What an hour of UK admin costs
UK National Living Wage in 2026 is £12.21 per hour (age 21+). Add 13.8% employer National Insurance plus 3% pension and the real cost-to-employ for a minimum-wage admin hour is roughly £14.30 an hour. Higher if you’re paying anything above minimum — a junior PA on £14 an hour costs you closer to £16.40 fully loaded.
So £180 a month is the cost of:
- About 12.5 hours of minimum-wage admin (fully loaded).
- Or 11 hours of a junior PA on £14/hr.
- Or roughly 30 minutes a day, every day for a month.
Spend 30 minutes a day saving yourself admin and the agent has paid for itself before lunchtime on day one.
The honest other side: where the agent isn’t cheaper
Three cases where “just hire someone” is the right answer:
- You’re already at full admin capacity with a one-day-a-week bookkeeper, and that’s enough. If you’re paying £120 a month for someone who handles everything, you don’t need an agent. The agent is for when the workload has grown past what your current arrangement comfortably covers.
- The role you’d hire is high-trust, high-judgement. An agent will not replace your financial controller, your operations director, or the person you’d trust to take a hard call with a customer on your behalf. The lease replaces the second hire, not the lead.
- You like training people. If part of why you run a business is mentoring junior staff into bigger roles, that’s a human-only thing. An agent does the work; it doesn’t grow into a senior PA.
The cumulative shape
Where the maths gets interesting is when you stack agents. The home page covers this in passing; here are the actual figures.

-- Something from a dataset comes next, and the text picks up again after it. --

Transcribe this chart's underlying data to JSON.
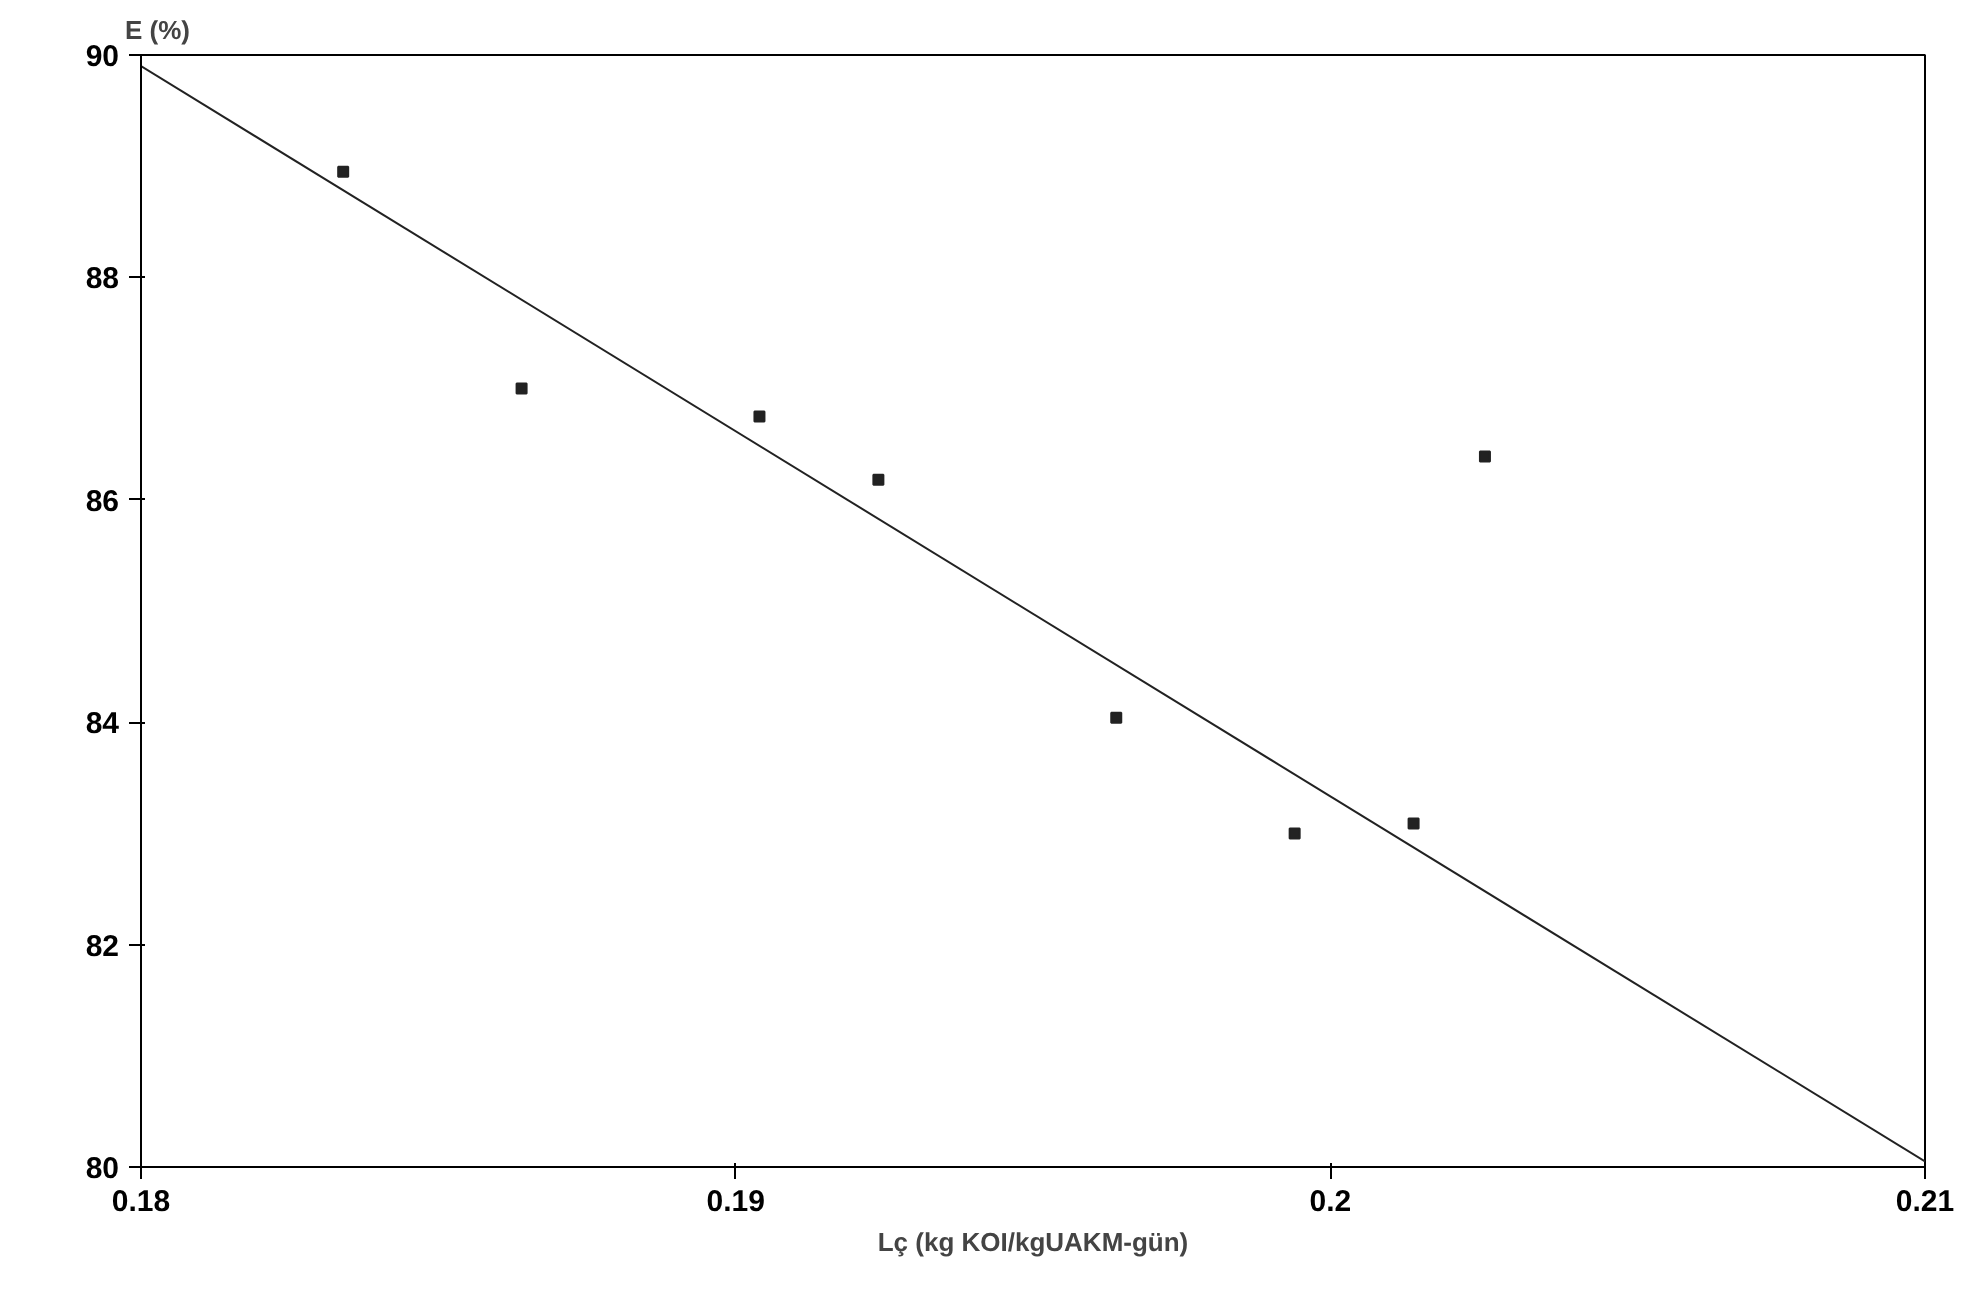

| Agents leased | Per month | Per year | Cheapest staff-equivalent |
|---|---|---|---|
| 1 | £180 | £2,190 | ~12 hours/month of admin |
| 2 | £360 | £4,380 | ~25 hours/month, or a day a week of a junior |
| 3 | £540 | £6,570 | ~37 hours/month |
| 4 | £720 | £8,760 | ~50 hours/month, or three days a week of a junior |
| 5 | £900 | £10,950 | ~63 hours/month, or a part-time admin role |
For owner-operators with five agents in flight, you’re running roughly a part-time admin role on seven-day cover, with no holiday absences and no learning curve, for £900 a month. The closest direct replacement — a part-time admin on say £16,000 a year — would cost you about £1,540 a month fully loaded.
What “an hour saved” really looks like
Owner-operators tend to under-count the admin they do because most of it is fragmented — 5 minutes here, 10 minutes there, scattered across the day. The honest count is usually 1–2 hours.

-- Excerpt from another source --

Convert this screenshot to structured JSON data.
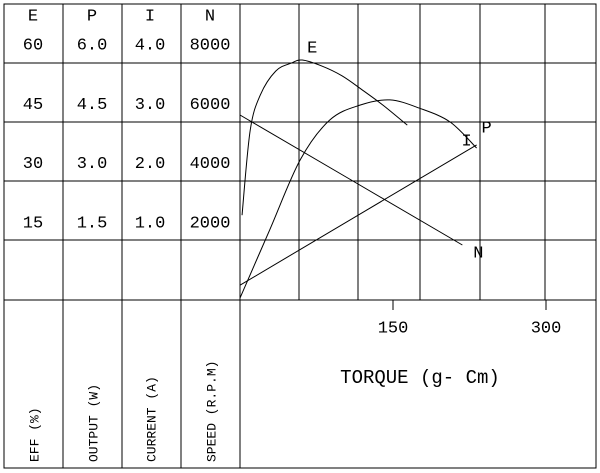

A typical week from our trial customers:
- Inbox triage & replies: 4–7 hours saved.
- Payment chasing & reconciliation: 2–4 hours saved.
- Booking coordination & reminders: 2–3 hours saved.
- Content drafting: 2–5 hours saved.
One agent on the right job tends to save 5–10 hours a week. At a self-employed owner’s notional hourly rate (often £30–£60 once you account for what your time on real work would earn), one agent saves £800–£2,400 of effective time a month. The lease is £180.
The one-line answer.
£6 a day per agent is the cost of about 30 minutes of UK minimum-wage admin. If the agent saves you more than that — it usually saves an hour to two — you’re ahead from day one. No VAT, no setup, two weeks free, cancel any time.
Try the maths in your own week
Write down the slow admin you did in the last seven days. Add up the time. If it’s more than three hours a week, one agent will pay for itself in week one. If it’s more than seven hours a week, you’re probably ready for two.